T/F? Particles packed into an HPLC column are typically 2-5 mm in diameter. (1.3i)

False; 2-5 um, not mm

T/F? Particles packed into an HPLC column are typically 2-5 um in diameter. (3.3i)

True

List 3 differences that affect the fundamental nature of chromatographic separations in LC vs GC (beyond the phases). (1.5)

(All listed here)

1: Diffusion of molecules in liquid is 10^5x lower than in gas thus slower partitioning

2: Viscosity of m.p. Is higher in HPLC and thus higher flow resistance and backpressure issues

3: Compressibility of liquids is negligible (this is more of an issue for GC) bc no P drop across column in HPLC (it is constant)

4: HPLC uses primarily packed columns, whereas GC primarily uses open-tubular capillary columns

5: In HPLC, the m.p. has a strong effect on analyte retention; composition of m.p. Is changed over course of run.

Create a block diagram of HPLC instrumental components and provide examples for m.p. composition, s.p. type, and detector to perform a reverse (2.7)

Diagram: 

Solvent reservoirs -> Pumps -> Injector -> Column -> Detector -> Data Station

Mobile Phase: Water (weak) + Methanol (strong)

Column: C18 bonded

Detector: UV-Vis or MS

Why is it desirable to develop a chromatographic separation method where the separated analytes are characterized by 2 < k’ < 10? (3.4d)

k’ is a capacity/retention factor. It characterizes the relative amount of time an analyte spends in the s.p. vs m.p.

Formula:

k’ = (tR-t0)/t0 or t’R/t0

k’ > 2 is desirable so that analytes are well retained past t0, where many unretained interferences can elute. k’ = 2 means analyte spent 2x as much time in s.p. as it did in m.p.

k’ < 10 is desirable to avoid subjecting analytes to excessive band broadening. Analytes retained longer in the column will experience a loss of efficiency. Also, separations will take too long if k’ > 10.

Why is it not practical to use a standard wall-coated open tubular capillary GC column to perform HPLC separations? (4.5)

The mass transfer in the m.p. would be too high. The relatively small film of s.p. on the wall of the capillary would not provide for significant interaction with molecules present in the bulk m.p. In order to perform open-tubular HPLC, you must use capillaries having much smaller internal diameter (e.g. 10 um).

How can the control of column temperature affect HPLC separations? (5.4)

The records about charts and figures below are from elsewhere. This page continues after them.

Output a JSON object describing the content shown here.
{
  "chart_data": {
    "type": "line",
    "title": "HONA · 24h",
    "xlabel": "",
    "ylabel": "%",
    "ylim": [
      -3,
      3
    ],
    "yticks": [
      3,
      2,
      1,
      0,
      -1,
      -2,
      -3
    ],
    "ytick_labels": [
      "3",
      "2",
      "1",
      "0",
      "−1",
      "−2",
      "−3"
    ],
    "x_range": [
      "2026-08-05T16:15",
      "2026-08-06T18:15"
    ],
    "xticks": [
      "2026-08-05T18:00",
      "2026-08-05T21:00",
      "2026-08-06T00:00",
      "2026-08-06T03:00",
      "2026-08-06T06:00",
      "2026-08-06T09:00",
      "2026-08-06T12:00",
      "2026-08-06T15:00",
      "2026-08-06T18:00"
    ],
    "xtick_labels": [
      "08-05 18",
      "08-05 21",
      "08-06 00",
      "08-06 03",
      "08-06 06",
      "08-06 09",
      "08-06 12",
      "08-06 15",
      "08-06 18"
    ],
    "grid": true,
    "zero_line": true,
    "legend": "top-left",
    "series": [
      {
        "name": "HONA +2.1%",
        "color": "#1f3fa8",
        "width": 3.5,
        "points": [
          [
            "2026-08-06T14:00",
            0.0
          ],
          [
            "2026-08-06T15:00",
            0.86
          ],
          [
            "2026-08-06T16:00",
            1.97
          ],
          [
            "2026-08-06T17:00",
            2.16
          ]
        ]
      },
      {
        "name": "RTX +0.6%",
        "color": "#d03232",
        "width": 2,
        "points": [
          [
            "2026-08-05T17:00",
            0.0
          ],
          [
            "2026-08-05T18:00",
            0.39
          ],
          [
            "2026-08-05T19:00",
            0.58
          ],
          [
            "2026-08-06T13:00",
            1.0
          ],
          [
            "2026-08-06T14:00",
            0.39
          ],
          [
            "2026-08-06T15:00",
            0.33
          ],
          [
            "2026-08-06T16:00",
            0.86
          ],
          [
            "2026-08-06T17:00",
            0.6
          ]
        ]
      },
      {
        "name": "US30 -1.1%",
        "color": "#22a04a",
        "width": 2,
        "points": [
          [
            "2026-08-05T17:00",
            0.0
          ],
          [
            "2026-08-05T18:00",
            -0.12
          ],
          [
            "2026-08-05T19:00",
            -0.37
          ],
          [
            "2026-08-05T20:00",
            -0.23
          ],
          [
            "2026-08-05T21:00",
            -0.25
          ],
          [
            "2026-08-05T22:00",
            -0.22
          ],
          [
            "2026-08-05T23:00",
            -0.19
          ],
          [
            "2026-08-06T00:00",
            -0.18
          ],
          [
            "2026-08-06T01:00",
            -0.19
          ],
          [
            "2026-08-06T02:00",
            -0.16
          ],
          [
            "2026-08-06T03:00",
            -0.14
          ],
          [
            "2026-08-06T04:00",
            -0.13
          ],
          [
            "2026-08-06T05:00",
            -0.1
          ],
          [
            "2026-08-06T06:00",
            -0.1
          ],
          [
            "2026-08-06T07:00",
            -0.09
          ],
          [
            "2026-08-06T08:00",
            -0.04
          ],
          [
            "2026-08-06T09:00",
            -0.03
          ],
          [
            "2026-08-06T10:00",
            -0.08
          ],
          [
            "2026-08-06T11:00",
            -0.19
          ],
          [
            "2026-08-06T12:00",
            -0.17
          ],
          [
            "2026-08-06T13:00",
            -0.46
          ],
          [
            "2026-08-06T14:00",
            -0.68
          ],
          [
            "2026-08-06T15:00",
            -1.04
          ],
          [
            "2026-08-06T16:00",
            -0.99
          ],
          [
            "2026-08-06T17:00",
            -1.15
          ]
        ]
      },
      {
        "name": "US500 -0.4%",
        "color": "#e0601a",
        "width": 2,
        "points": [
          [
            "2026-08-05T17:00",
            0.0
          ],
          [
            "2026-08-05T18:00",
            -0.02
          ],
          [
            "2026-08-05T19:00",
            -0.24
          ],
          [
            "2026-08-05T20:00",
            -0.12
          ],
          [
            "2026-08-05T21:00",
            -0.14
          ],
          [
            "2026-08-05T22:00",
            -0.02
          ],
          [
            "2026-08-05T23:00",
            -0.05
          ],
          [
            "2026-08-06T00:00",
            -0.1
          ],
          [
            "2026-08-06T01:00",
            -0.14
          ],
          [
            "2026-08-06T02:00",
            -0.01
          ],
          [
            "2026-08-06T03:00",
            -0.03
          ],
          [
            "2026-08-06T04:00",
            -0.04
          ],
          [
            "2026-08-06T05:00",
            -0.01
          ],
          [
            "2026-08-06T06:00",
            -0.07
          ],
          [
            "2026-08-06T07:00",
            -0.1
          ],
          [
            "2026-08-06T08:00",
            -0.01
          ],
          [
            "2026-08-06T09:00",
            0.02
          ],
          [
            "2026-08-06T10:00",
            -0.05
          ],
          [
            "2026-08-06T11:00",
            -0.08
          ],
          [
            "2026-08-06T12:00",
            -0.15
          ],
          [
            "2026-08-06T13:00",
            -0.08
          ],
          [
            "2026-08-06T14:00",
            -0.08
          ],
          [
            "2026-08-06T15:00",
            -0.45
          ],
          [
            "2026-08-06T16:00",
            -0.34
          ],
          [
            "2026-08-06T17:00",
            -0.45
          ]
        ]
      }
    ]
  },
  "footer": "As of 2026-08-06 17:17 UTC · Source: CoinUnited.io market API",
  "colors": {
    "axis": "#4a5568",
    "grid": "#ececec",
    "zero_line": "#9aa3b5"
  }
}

A column oven is commonly used to hold the column at a constant temperature (e.g. 30C) in order to improve precision. Temperature of the column can be increased (e.g. 50-90C), and this increases the kinetics of the separation process. It also reduces the viscosity of m.p. solvents. Thus, separations can be made faster without major increases in back pressure. Overall, efficiency can be increased by increasing column T.

An “HP-5” or “Rtx-5” GC column contains a stationary phase that is 5% propyl-functionalized polydimethylsiloxane. (6.2d)

False; “phenyl”-functionalized polydimethylsiloxane